Sai Gau est un policier téméraire qui est prêt à tout pour traquer Shing, un contrebandier d’or du marché noir. Quand il apprend que Shing s’en prend à la chambre forte sous-marine d’un chef de triade, Sai Gau prend la haute mer pour chasser sa proie.


Avis de Cherycok :
Avec son trailer annonçant un film d’action badass bien rageux, avec en tête d’affiche un Zhang Jin (Ip Man 3, SPL 2, Master Z : Ip Man Legacy) qui commence vraiment à se faire un nom dans le cinéma martial, The Brink avait tout du polar nerveux qui allait ravir mon petit cerveau en manque de tatane made in Hong Kong. En plus, c’est produit par Soi Cheang, qui est à l’origine de deux de mes plus grosses claques des années 2000, Love Battlefield et Dog Bite Dog. Sur le papier, The Brink avait tout pour me plaire à 200%. Mais entre ce qu’on espère et ce qu’il est réellement après visionnage, il y a parfois un fossé. Même si le film reste divertissant et agréable, il n’en demeure pas moins un film bancal sur bien des points. Retours sur une déception inattendue…

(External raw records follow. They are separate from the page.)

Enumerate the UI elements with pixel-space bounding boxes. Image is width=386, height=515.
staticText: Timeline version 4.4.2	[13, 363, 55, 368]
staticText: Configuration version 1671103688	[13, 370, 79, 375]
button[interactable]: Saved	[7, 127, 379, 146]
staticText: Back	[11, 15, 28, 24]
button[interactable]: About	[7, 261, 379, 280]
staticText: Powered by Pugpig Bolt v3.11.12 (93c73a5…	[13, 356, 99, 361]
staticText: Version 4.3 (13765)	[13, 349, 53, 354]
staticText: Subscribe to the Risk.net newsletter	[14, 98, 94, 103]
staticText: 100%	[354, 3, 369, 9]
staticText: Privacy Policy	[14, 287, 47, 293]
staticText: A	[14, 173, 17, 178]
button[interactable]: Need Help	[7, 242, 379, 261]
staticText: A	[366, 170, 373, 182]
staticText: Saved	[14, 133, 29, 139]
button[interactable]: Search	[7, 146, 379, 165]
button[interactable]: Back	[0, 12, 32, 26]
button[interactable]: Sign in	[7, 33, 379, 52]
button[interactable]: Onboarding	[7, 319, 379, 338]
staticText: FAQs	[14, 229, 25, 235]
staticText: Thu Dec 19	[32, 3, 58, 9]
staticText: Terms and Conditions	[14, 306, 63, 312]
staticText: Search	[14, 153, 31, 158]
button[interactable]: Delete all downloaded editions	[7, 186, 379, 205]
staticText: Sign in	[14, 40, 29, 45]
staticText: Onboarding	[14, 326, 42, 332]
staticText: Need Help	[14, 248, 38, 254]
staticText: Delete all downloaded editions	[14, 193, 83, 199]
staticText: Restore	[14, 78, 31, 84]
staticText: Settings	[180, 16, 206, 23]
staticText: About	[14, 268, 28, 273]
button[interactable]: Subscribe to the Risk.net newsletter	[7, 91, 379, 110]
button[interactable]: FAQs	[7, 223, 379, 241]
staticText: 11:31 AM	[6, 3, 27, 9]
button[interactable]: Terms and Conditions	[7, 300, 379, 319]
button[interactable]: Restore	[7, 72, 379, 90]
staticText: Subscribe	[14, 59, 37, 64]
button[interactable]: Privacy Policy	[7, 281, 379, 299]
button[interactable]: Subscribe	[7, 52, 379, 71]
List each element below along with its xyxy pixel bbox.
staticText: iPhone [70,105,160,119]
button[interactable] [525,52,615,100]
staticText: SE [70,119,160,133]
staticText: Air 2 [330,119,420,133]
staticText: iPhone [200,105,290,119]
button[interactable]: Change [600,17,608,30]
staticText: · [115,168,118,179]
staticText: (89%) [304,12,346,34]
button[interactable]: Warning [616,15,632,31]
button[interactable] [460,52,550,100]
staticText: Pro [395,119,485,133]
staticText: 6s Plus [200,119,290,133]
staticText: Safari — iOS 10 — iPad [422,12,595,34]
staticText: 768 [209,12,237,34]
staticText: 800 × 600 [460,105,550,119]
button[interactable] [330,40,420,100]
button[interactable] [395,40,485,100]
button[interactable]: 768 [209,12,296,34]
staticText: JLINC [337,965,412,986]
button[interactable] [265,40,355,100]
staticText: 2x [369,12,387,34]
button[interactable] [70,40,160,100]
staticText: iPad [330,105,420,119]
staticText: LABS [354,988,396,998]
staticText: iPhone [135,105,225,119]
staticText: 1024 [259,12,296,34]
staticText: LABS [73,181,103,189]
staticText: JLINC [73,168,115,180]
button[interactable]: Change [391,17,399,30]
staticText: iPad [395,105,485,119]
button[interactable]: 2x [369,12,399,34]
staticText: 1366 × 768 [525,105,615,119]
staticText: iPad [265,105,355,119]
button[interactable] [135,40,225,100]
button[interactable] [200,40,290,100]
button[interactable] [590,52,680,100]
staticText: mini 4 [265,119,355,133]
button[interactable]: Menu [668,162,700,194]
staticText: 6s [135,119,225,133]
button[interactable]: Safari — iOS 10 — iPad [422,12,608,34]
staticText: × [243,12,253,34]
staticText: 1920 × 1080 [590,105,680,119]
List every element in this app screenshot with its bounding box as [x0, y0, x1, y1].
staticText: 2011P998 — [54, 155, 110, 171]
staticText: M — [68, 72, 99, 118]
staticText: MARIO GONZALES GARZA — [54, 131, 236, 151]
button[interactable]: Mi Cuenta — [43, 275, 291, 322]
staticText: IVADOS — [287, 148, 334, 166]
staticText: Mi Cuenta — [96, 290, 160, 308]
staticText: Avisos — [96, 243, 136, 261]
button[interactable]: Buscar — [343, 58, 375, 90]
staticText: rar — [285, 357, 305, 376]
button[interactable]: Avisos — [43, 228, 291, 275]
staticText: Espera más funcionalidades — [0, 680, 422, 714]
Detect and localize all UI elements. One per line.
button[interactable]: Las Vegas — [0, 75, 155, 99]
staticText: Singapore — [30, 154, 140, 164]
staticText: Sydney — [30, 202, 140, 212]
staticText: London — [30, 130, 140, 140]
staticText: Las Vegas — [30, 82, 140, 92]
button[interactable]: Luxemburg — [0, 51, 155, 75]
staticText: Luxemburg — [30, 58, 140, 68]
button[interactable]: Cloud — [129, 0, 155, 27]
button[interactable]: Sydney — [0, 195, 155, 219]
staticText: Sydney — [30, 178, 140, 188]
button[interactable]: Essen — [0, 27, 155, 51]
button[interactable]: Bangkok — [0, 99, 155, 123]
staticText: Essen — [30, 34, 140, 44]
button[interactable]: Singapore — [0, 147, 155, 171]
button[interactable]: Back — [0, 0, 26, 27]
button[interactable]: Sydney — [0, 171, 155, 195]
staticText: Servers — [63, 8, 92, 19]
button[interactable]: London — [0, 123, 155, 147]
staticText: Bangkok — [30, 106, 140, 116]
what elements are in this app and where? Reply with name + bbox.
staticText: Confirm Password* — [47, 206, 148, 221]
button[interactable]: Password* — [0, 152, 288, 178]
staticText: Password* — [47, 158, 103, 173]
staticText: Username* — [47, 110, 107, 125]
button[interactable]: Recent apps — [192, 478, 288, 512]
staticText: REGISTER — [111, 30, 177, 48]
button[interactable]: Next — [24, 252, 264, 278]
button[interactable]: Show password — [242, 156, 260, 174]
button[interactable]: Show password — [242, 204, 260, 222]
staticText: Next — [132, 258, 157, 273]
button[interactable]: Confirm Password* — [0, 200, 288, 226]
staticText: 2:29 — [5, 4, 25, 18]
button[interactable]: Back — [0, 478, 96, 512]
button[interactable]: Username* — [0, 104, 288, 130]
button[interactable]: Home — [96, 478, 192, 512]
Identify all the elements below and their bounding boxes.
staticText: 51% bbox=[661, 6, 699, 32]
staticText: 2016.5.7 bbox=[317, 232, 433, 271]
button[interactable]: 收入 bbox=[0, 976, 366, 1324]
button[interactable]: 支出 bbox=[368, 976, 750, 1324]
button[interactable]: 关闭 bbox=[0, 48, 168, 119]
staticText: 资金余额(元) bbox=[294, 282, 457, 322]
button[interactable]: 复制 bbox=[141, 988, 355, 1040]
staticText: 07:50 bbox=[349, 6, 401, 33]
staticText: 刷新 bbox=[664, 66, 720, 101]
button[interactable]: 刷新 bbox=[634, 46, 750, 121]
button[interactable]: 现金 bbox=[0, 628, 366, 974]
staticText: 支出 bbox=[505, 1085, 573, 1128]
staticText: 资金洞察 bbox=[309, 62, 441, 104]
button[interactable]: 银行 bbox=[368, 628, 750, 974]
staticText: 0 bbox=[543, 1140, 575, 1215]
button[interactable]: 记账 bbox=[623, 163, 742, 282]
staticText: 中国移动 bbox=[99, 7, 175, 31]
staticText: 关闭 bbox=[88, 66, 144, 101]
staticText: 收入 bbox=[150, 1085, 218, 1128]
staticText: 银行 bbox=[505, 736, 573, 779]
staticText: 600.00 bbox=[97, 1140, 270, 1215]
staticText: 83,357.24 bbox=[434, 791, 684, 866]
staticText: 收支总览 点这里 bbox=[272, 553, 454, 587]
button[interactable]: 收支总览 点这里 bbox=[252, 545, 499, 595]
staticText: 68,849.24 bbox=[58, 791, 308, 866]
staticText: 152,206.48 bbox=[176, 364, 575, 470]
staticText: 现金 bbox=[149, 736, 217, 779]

Sai Gau est un flic aux méthodes peu orthodoxes. Elles ont moult fois fait leurs preuves, mais ce coup-ci, c’est l’accident et il tue accidentellement un policier. Il écope de six mois de prison ferme. A sa sortie, il rempile direct sur une nouvelle enquête mais son supérieur est bien plus réticent à ses méthodes. Néanmoins, il flaire une bonne piste, celle d’un contrebandier d’or du marché noir, Shing, et embarque son collègue, à un jour de la retraite, sur l’enquête. Têtu comme pas permis, Sai Gau va mettre tout en œuvre pour l’arrêter et va mettre en danger, sans même s’en rendre compte, son entourage. Lorsque son collègue est kidnappé par Shing, il va devoir redoubler d’effort et faire preuve d’encore plus de niaque pour l’arrêter. Lorsqu’il apprend que Shing compte s’en prendre à la chambre forte sous-marine d’un baron des triades, Sai Gau n’a d’autre choix que de prendre la mer et de cueillir Shing là où il ne pourra pas s’échapper.
Le casting de The Brink est de haute volée. On retrouve Shawn Yu (Infernal affairs 2/3, Love in the Buff) en grand méchant sans pitié, la belle Janice Man (Cold War 2, Nightfall) pour incarner sa fidèle acolyte, le charismatique Gordon Lam (Infernal Affairs, Firestorm) en supérieur gratte-papier, l’excellent artiste martial Wu Yue (Ip Man 4, Paradox) et donc, pour la première fois en tête d’affiche, Zhang Jin (aussi appelé Max Zhang, ou encore John Zhang Jin). Shawn Yu tire clairement son épingle du jeu même si, dans l’ensemble, c’est tout le cast qui s’en sort avec les honneurs. A l’exception peut-être de Zhang Jin qui n’est clairement pas l’acteur le plus expressif du monde. Sa palette d’expressions semble des plus limitée et ça se sent immédiatement. Certains sont malheureusement sous exploités, le film préférant clairement laisser la place à l’affrontement entre le héros et le bad guy. Et c’est dommage car certains, comme le personnage de Janice Man, auraient mérité d’être développés.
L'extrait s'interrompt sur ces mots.